“Dottor sesso”, Rocco Siffredi in cattedra al congresso degli urologi

Rocco Siffredi

Non era mai successo che un porno attore (uno dei più famosi e pagati al mondo) salisse in cattedra per spiegare ad una platea di dotti medici, la sua ampia conoscenza del sesso e dell’apparato genitale maschile. Eppure, il “Dottor” Rocco Siffredi c’era. Invitato alla manifestazione “Pianeta Uomo”, al congresso della società italiana di urologia in corso a Firenze, ha spiegato come raggiungere la vera armonia con la propria partner nella vita di tutti i giorni e sotto le lenzuola. Un professore d’eccezione (e un po’ sui generis) che, davanti a 1500 specialisti tra andrologi e urologi, ha condiviso tutto il suo sapere riguardo la sessualità. E con 1300 film all’attivo, c’è poco da scherzare. “E’ la prima volta che mi viene chiesto di dire la mia ad un congresso di medici. Sono qui perché ho esperienza di vita sul campo” fa sapere l’attore.
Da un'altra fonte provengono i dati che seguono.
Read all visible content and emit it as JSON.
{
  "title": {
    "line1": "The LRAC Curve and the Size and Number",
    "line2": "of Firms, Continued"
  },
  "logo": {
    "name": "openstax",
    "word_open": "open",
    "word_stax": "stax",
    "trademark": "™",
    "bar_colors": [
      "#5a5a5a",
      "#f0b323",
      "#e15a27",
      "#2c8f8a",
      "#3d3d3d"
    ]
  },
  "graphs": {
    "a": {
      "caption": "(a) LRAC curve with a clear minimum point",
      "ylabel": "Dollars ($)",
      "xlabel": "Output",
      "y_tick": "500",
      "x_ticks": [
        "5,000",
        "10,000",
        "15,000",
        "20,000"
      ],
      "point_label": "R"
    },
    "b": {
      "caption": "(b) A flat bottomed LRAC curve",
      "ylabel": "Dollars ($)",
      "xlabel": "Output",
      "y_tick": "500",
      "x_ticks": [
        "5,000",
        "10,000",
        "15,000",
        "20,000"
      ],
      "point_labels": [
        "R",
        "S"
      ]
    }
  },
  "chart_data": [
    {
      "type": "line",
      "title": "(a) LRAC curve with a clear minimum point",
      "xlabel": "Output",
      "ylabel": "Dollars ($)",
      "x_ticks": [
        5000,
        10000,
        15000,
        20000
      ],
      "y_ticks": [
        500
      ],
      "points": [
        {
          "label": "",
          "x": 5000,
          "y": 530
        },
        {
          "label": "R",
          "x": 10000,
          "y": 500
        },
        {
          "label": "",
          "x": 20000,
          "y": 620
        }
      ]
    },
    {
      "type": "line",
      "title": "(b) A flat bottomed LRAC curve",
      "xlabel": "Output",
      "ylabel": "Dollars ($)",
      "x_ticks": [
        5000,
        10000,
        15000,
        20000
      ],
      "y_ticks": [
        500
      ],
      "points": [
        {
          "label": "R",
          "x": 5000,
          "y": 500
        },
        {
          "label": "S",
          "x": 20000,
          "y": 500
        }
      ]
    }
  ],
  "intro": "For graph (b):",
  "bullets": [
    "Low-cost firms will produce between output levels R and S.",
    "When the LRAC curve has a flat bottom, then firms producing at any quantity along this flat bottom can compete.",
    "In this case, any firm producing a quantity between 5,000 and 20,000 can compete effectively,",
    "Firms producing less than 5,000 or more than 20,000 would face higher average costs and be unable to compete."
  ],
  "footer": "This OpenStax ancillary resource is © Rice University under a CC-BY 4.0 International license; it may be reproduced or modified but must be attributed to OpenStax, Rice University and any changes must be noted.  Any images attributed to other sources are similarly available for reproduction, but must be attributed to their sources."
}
Non potevano mancare risatine e simpatici doppi sensi, un testimonial così in un convegno medico, non si era mai visto. E la relazione va avanti. Sul banco degli imputati di Siffredi c’è l’ansia da prestazione che condiziona le prestazioni sessuali e anche la confusione e poi dà la sua ricetta agli uomini: “stregate la testa delle donne e le conquisterete”. Parla così il porno attore già collaudato da un anno di esperienza a Cielo tv in cui soccorre le coppie in crisi nel programma “Ci pensa Rocco”: “L’uomo di oggi è confuso. Il giovane come l’adulto, si porta dietro un carico di ansia pesantissima. Anche i ragazzi che incontro sul set si presentano con l’ansia, mica accadeva una volta! E’ diffusa l’overdose della chimica per amare. Sì, solo quando davvero serve. L’uomo oggi non vuole più lottare…”. E se lo dice lui, c’è da fidarsi.

E anche il parere medico conferma quanto dichiarato dall’attore. Infatti, i primi ingredienti per una sessualità che soddisfa – commenta Vincenzo Mirone segretario della Società italiana di urologia – “sono sicuramente una buona salute fisica generale dell’organismo e dell’organo maschile in particolare, una buona salute mentale e la consapevolezza di questo stato di benessere. Ricordiamo che il paziente con problemi sessuali, soprattutto di erezione, finisce con il determinare alterazioni psicologiche, sociali e comportamentali che danneggiano l’autostima e la qualità della vita”.